A turning point for motor neurone disease
We believe a new genetically-targeted therapy to treat a type of motor neurone disease (MND) could be a game changer, after results of a Phase 3 clinical trial showed significant improvement in patients’ symptoms of the debilitating disease after 12 months.
MND, also known as amyotrophic lateral sclerosis (ALS) is a disorder that affects the nerves, or motor neurons. The progressive disease affects a patient’s ability to walk, talk, use their arms and hands, eat and breathe. MND is a group of diseases with multiple causes, which is why it is so difficult to treat.

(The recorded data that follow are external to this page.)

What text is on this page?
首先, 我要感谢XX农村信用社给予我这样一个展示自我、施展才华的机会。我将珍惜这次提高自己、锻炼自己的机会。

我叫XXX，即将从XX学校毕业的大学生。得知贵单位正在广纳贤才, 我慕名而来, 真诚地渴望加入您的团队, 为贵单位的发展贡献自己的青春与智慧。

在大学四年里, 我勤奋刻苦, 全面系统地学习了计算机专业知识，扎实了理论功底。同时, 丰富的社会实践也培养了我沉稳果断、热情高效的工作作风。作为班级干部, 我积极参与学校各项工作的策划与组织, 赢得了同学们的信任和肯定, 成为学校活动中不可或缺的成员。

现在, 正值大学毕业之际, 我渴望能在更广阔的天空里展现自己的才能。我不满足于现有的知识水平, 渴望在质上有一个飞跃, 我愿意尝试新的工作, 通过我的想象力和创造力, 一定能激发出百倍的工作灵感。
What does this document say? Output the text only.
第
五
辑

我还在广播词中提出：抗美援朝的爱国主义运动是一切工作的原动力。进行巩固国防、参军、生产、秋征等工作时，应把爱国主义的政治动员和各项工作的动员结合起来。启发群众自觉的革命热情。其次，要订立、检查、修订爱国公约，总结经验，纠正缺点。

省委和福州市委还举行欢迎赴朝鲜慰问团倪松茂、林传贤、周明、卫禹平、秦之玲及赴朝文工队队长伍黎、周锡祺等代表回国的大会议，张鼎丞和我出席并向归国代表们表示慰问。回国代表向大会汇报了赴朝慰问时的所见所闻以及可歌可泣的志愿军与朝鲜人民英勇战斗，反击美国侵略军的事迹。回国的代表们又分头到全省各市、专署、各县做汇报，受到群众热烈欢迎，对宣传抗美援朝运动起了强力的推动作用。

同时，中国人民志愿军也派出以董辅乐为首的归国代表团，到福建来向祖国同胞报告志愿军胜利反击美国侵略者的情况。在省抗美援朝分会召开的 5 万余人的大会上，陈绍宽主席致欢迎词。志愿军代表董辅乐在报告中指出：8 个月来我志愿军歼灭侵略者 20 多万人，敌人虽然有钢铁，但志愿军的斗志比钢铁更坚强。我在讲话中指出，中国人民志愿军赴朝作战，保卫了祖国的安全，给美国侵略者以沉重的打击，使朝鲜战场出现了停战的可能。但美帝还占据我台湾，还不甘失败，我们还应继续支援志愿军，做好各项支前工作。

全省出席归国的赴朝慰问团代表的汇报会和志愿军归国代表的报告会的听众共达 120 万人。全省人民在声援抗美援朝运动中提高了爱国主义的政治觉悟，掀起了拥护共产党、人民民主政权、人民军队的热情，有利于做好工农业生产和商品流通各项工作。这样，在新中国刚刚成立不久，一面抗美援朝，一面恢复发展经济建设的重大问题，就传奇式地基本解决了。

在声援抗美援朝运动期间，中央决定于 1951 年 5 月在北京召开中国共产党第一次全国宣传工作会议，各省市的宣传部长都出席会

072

The Phase 3 clinical trial, sponsored by biotechnology company Biogen Inc. investigated patients whose MND was caused by a faulty SOD1 gene, which is responsible for 2% of MND cases.
Professor Dame Pamela Shaw, Director of the Neuroscience Institute at the University of Sheffield, said: “I have conducted more than 25 MND clinical trials and this is the first time patients have ever reported an improvement in their motor function.
Never before have I heard patients say ‘I am getting better, I am doing things today that I couldn’t do a few months ago – walking in the house without my sticks, walking up the garden steps, writing Christmas cards’. For me this is a real game changer.
In 2023, the Food and Drug Administration in the US authorised this treatment for patients. The drug, which will be sold as QALSODY™ by Biogen Inc, is a major scientific advance as the first treatment to target a genetic cause of MND.